Un colloque organisé par l’Observatoire Régional d’Immobilier d’Entreprise (ORIE) sur le thème, « Travail à distance : quels impacts sur le parc francilien ? » a réuni décideurs publics et privés de l’immobilier et de l’aménagement de l’Ile-de-France pour partager leur vision du marché immobilier francilien.

Entre 1 et 4 %  du parc inoccupé en 2015

Actuellement, 180 000 à 510 000 actifs franciliens pratiquent le télétravail à distance en Ile-de-France, ce qui représenterait entre 700 000 et 2 millions de m² inoccupés en permanence, soit entre 1 et 4 % du parc. Compte tenu du nombre marginal d’actifs concernés, du rythme moyen d’un jour par semaine de travail à distance, des temps longs de mise en œuvre et d’appropriation, du principe de réversibilité… les surfaces inoccupées ne sont pas libérées pour autant. Leur reconversion se fait en faveur de salariés sous forme de salles de réunions, d’espaces collaboratifs.

Chiffres clés

Le parc de bureaux en tiers-lieux  représente entre 36 000 et 102 000 m² concentrés  à 90 % à Paris ou en première couronne.
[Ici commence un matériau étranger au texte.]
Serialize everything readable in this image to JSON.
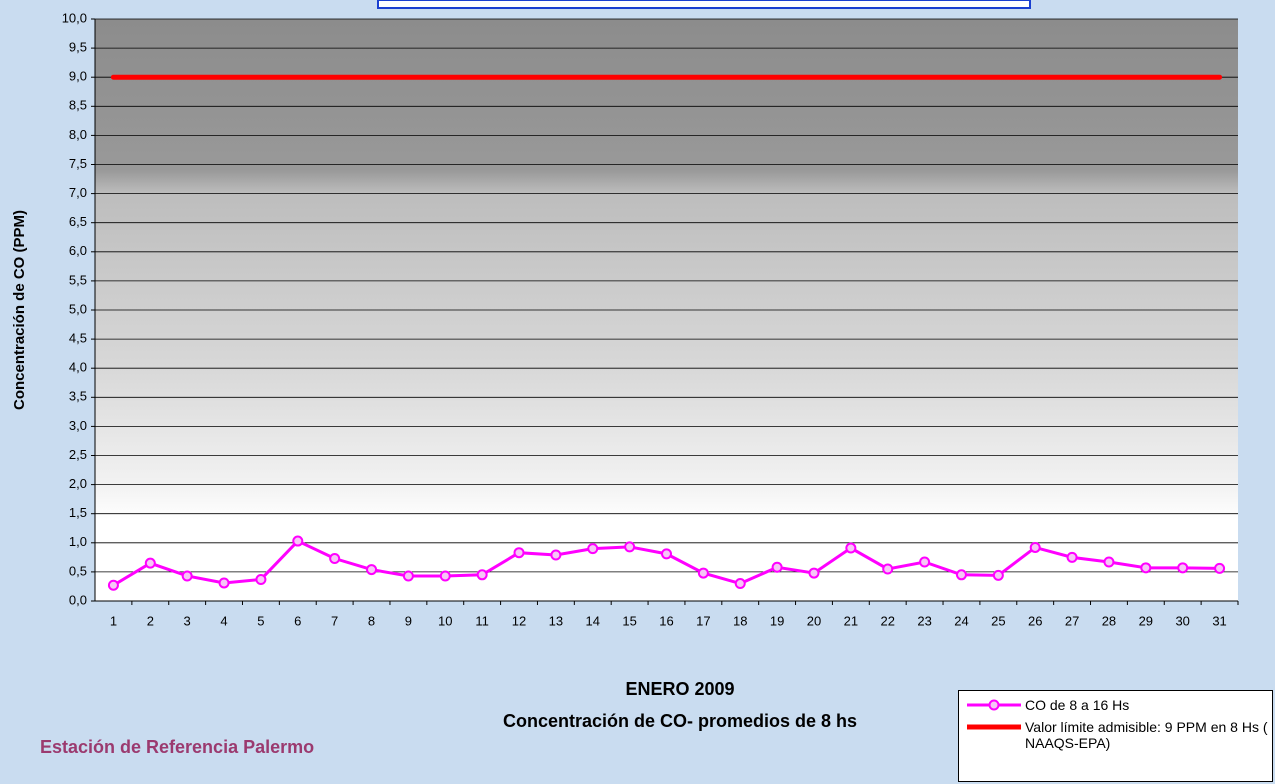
{
  "chart_data": {
    "type": "line",
    "y_label": "Concentración de CO (PPM)",
    "title": "ENERO 2009",
    "subtitle": "Concentración de CO- promedios de 8 hs",
    "station": "Estación de Referencia Palermo",
    "categories": [
      "1",
      "2",
      "3",
      "4",
      "5",
      "6",
      "7",
      "8",
      "9",
      "10",
      "11",
      "12",
      "13",
      "14",
      "15",
      "16",
      "17",
      "18",
      "19",
      "20",
      "21",
      "22",
      "23",
      "24",
      "25",
      "26",
      "27",
      "28",
      "29",
      "30",
      "31"
    ],
    "series": [
      {
        "name": "CO de 8 a 16 Hs",
        "color": "#ff00ff",
        "markers": true,
        "values": [
          0.27,
          0.65,
          0.43,
          0.31,
          0.37,
          1.03,
          0.73,
          0.54,
          0.43,
          0.43,
          0.45,
          0.83,
          0.79,
          0.9,
          0.93,
          0.81,
          0.48,
          0.3,
          0.58,
          0.48,
          0.91,
          0.55,
          0.67,
          0.45,
          0.44,
          0.92,
          0.75,
          0.67,
          0.57,
          0.57,
          0.56
        ]
      },
      {
        "name": "Valor límite admisible: 9 PPM en 8 Hs ( NAAQS-EPA)",
        "color": "#ff0000",
        "markers": false,
        "values": [
          9,
          9,
          9,
          9,
          9,
          9,
          9,
          9,
          9,
          9,
          9,
          9,
          9,
          9,
          9,
          9,
          9,
          9,
          9,
          9,
          9,
          9,
          9,
          9,
          9,
          9,
          9,
          9,
          9,
          9,
          9
        ]
      }
    ],
    "ylim": [
      0,
      10
    ],
    "yticks": [
      {
        "value": 0,
        "label": "0,0"
      },
      {
        "value": 0.5,
        "label": "0,5"
      },
      {
        "value": 1,
        "label": "1,0"
      },
      {
        "value": 1.5,
        "label": "1,5"
      },
      {
        "value": 2,
        "label": "2,0"
      },
      {
        "value": 2.5,
        "label": "2,5"
      },
      {
        "value": 3,
        "label": "3,0"
      },
      {
        "value": 3.5,
        "label": "3,5"
      },
      {
        "value": 4,
        "label": "4,0"
      },
      {
        "value": 4.5,
        "label": "4,5"
      },
      {
        "value": 5,
        "label": "5,0"
      },
      {
        "value": 5.5,
        "label": "5,5"
      },
      {
        "value": 6,
        "label": "6,0"
      },
      {
        "value": 6.5,
        "label": "6,5"
      },
      {
        "value": 7,
        "label": "7,0"
      },
      {
        "value": 7.5,
        "label": "7,5"
      },
      {
        "value": 8,
        "label": "8,0"
      },
      {
        "value": 8.5,
        "label": "8,5"
      },
      {
        "value": 9,
        "label": "9,0"
      },
      {
        "value": 9.5,
        "label": "9,5"
      },
      {
        "value": 10,
        "label": "10,0"
      }
    ],
    "grid": true
  }
}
Environ 5 % du parc inoccupé à l’horizon 2030

Compte tenu des hypothèses retenues de croissance du PIB et des emplois,  entre 620 000 et 800 000 actifs franciliens pourraient travailler à distance. Ce qui induirait que 2,5 à 3,2 millions de m² pourraient ne pas être occupés en permanence soit 5 % du parc francilien.

Chiffres clés

31 000 à 40 000 actifs pourraient travailler en tiers lieux, occupant 125 000 à 620 000 m², soit entre 0,2 et 1 % du parc de bureaux.
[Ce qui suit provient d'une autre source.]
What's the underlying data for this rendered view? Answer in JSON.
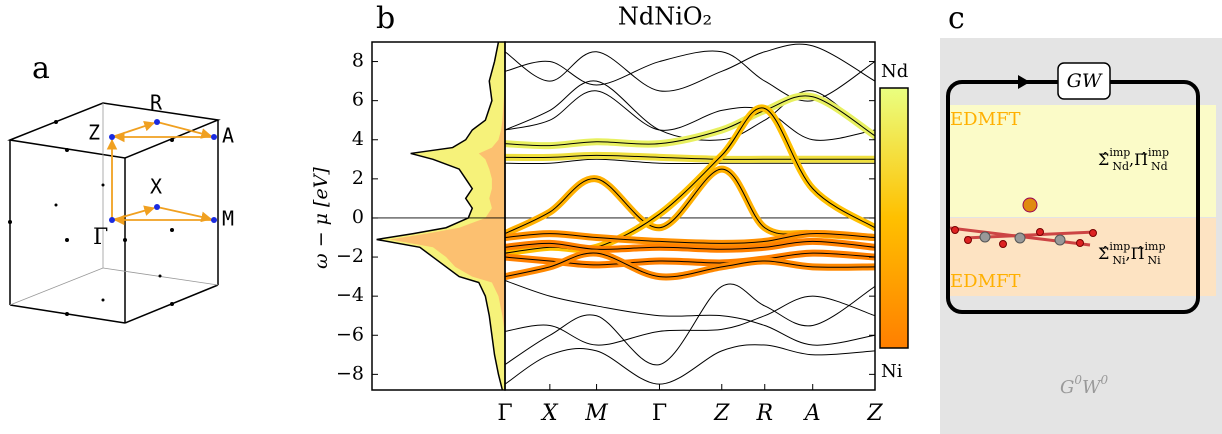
{
  "panel_a": {
    "label": "a",
    "points": {
      "Z": "Z",
      "R": "R",
      "A": "A",
      "X": "X",
      "M": "M",
      "G": "Γ"
    }
  },
  "chart_data": {
    "type": "line",
    "panel_label": "b",
    "title": "NdNiO₂",
    "y_label": "ω − μ [eV]",
    "x": [
      0,
      0.72,
      1.47,
      2.48,
      3.48,
      4.17,
      4.94,
      5.94
    ],
    "xlim": [
      0,
      5.94
    ],
    "xticks": [
      {
        "value": 0,
        "label": "Γ"
      },
      {
        "value": 0.72,
        "label": "X"
      },
      {
        "value": 1.47,
        "label": "M"
      },
      {
        "value": 2.48,
        "label": "Γ"
      },
      {
        "value": 3.48,
        "label": "Z"
      },
      {
        "value": 4.17,
        "label": "R"
      },
      {
        "value": 4.94,
        "label": "A"
      },
      {
        "value": 5.94,
        "label": "Z"
      }
    ],
    "ylim": [
      -8.8,
      9
    ],
    "yticks": [
      {
        "value": -8,
        "label": "−8"
      },
      {
        "value": -6,
        "label": "−6"
      },
      {
        "value": -4,
        "label": "−4"
      },
      {
        "value": -2,
        "label": "−2"
      },
      0,
      2,
      4,
      6,
      8
    ],
    "hline": 0,
    "series": [
      {
        "color": "#000000",
        "values": [
          -7.5,
          -6,
          -5,
          -7.5,
          -3.5,
          -4.5,
          -5.5,
          -3.5
        ]
      },
      {
        "color": "#000000",
        "values": [
          -3.2,
          -4,
          -4.5,
          -5,
          -5,
          -5.5,
          -6.5,
          -6
        ]
      },
      {
        "color": "#000000",
        "values": [
          -5.8,
          -5.5,
          -6.5,
          -5.8,
          -5.7,
          -5,
          -4,
          -5
        ]
      },
      {
        "color": "#000000",
        "values": [
          -8.5,
          -7,
          -6.8,
          -8.5,
          -6.8,
          -6.5,
          -7,
          -6.8
        ]
      },
      {
        "color": "#000000",
        "values": [
          2.8,
          2.8,
          3,
          2.8,
          2.8,
          2.8,
          2.8,
          2.8
        ]
      },
      {
        "color": "#000000",
        "values": [
          4.5,
          5.5,
          7,
          4.5,
          4,
          5,
          6.5,
          4
        ]
      },
      {
        "color": "#000000",
        "values": [
          7.5,
          8,
          6.8,
          8,
          8.5,
          7,
          6,
          8
        ]
      },
      {
        "color": "#000000",
        "values": [
          4.5,
          5,
          6.5,
          4.5,
          5.5,
          5.5,
          4,
          4.5
        ]
      },
      {
        "color": "#000000",
        "values": [
          8.5,
          7,
          8.5,
          6.5,
          7.5,
          8.5,
          8.8,
          7
        ]
      },
      {
        "color": "#e8f060",
        "values": [
          3.8,
          3.7,
          3.9,
          3.8,
          4.5,
          5.5,
          6.2,
          4.2
        ]
      },
      {
        "color": "#f0e040",
        "values": [
          3.1,
          3.1,
          3.2,
          3.1,
          3.0,
          3.0,
          3.0,
          3.0
        ]
      },
      {
        "color": "#ffb000",
        "values": [
          -0.8,
          0.3,
          2,
          -0.5,
          2.5,
          -0.5,
          -0.8,
          -1
        ]
      },
      {
        "color": "#ffc000",
        "values": [
          -1.8,
          -1.5,
          -1.5,
          0.2,
          3.2,
          5.6,
          1.5,
          -0.5
        ]
      },
      {
        "color": "#ff9000",
        "values": [
          -1,
          -0.8,
          -1,
          -1.2,
          -1.3,
          -1.2,
          -0.8,
          -1
        ]
      },
      {
        "color": "#ff8000",
        "values": [
          -1.5,
          -1.3,
          -1.6,
          -1.5,
          -1.6,
          -1.5,
          -1.2,
          -1.5
        ]
      },
      {
        "color": "#ff8000",
        "values": [
          -2,
          -2.2,
          -2.4,
          -2.2,
          -2.3,
          -2.1,
          -1.8,
          -2
        ]
      },
      {
        "color": "#ff8800",
        "values": [
          -3,
          -2.5,
          -1.8,
          -3,
          -2.5,
          -2.2,
          -2.5,
          -2.5
        ]
      }
    ],
    "dos_xlim": [
      0,
      1
    ],
    "dos_energy": [
      -8.8,
      -8,
      -7,
      -6,
      -5,
      -4,
      -3.3,
      -3,
      -2.5,
      -2,
      -1.5,
      -1.1,
      -0.8,
      -0.5,
      0,
      0.5,
      1,
      1.5,
      2,
      2.5,
      3,
      3.3,
      3.6,
      4,
      4.5,
      5,
      6,
      7,
      8,
      9
    ],
    "dos_total": [
      0.02,
      0.05,
      0.08,
      0.1,
      0.12,
      0.15,
      0.2,
      0.35,
      0.45,
      0.55,
      0.65,
      0.98,
      0.7,
      0.45,
      0.28,
      0.25,
      0.3,
      0.25,
      0.3,
      0.35,
      0.55,
      0.72,
      0.4,
      0.3,
      0.25,
      0.15,
      0.1,
      0.12,
      0.08,
      0.05
    ],
    "dos_ni": [
      0,
      0,
      0,
      0,
      0.02,
      0.05,
      0.1,
      0.25,
      0.38,
      0.45,
      0.55,
      0.88,
      0.6,
      0.35,
      0.15,
      0.1,
      0.12,
      0.1,
      0.1,
      0.12,
      0.15,
      0.2,
      0.1,
      0.05,
      0.03,
      0.02,
      0.01,
      0,
      0,
      0
    ],
    "colorbar": {
      "top": "Nd",
      "bottom": "Ni"
    }
  },
  "panel_c": {
    "label": "c",
    "gw": "GW",
    "edmft_top": "EDMFT",
    "edmft_bottom": "EDMFT",
    "nd": {
      "sigma": "Σ̂",
      "pi": "Π̂",
      "sup": "imp",
      "sub": "Nd",
      "sep": ","
    },
    "ni": {
      "sigma": "Σ̂",
      "pi": "Π̂",
      "sup": "imp",
      "sub": "Ni",
      "sep": ","
    },
    "g0w0": {
      "g": "G",
      "g_sup": "0",
      "w": "W",
      "w_sup": "0"
    }
  }
}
Des impacts peu importants en Ile-de-France

Selon l’étude et au vu de la croissance des emplois en Ile-de-France, entre 2015 et 2030, 18 000 à 52 000 nouveaux actifs pourraient travailler à distance. C’est donc 64 000 à 190 000 m² qu’il ne serait pas nécessaire de construire chaque année. 900 à 10 000 de ces actifs pourraient utiliser les tiers lieux ce qui se chiffre à un besoin de 3 000 à 40 000 m² situés notamment au cœur de l’agglomération et à proximité des principaux nœuds de communication.

Le travail à distance est une bonne solution

Le télétravail et le nomadisme sont deux pratiques de travail à distance qui sont souvent cités comme une des solutions aux maux actuels de la société :

  • Déséquilibre vie privée/vie professionnelle
  • Dégradation des déplacements
  • Réduction des coûts immobiliers
  • Redynamisation des territoires

Mais au final, aujourd’hui encore, le travail à distance est le plus souvent une mesure d’accompagnement lors du déménagement d’une entreprise qui, pour des raisons de coûts de l’immobilier,  choisit une implantation en périphérie de Paris.

Chiffre clés

L’immobilier est le 2e poste de dépenses d’une entreprise après les salaires.
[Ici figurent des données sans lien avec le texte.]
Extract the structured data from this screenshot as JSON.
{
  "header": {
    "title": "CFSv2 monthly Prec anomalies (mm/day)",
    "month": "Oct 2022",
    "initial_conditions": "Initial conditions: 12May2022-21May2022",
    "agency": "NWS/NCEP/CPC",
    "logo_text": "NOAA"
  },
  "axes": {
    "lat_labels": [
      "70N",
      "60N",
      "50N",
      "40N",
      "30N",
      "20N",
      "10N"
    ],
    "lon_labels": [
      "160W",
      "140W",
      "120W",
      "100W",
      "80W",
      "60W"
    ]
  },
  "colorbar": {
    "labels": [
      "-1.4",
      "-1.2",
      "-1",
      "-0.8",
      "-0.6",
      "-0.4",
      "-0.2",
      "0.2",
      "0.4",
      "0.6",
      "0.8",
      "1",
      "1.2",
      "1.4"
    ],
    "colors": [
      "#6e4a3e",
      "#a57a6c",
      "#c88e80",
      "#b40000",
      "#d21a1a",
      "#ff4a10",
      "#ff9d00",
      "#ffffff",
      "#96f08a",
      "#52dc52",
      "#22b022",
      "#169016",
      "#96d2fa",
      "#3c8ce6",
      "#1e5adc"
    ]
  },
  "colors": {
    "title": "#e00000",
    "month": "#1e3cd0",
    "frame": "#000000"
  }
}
Vers une évolution structurelle des modes de travail

La pratique du travail à distance est d’ores et déjà liée à divers facteurs :

  • Un contexte économique
  • Une recherche de productivité et de bien-être pour les salariés
  • Les conditions de déplacement domicile/travail
  • La prise de conscience environnementale
  • Les nouvelles habitudes dues au progrès de la technologie

Mais surtout, les modes de vie évoluent. L’équipement et l’usage des technologies de l’information et de la communication explosent avec, en parallèle, une chute du coût des communications : 58 % des franciliens possèdent un smartphone. Mieux encore, chaque salarié compte en moyenne 2,45 outils mobiles : 55 % utilisent un smartphone et 63 % utilisent une ordinateur portable pour travailler. Un rythme qui ne devrait pas ralentir si l’on se réfère à une étude du CREDOC sur le comportement des 18-24 ans :

  • 75 % sont équipés d’un smarphone
  • 78 % naviguent sur Internet via leur mobile
  • 68 % consultent leurs mails d’après leur mobile

Chiffres clés

Avec ces évolutions, 45 à 65 % des bureaux seraient inoccupés en permanence selon Mobilitis.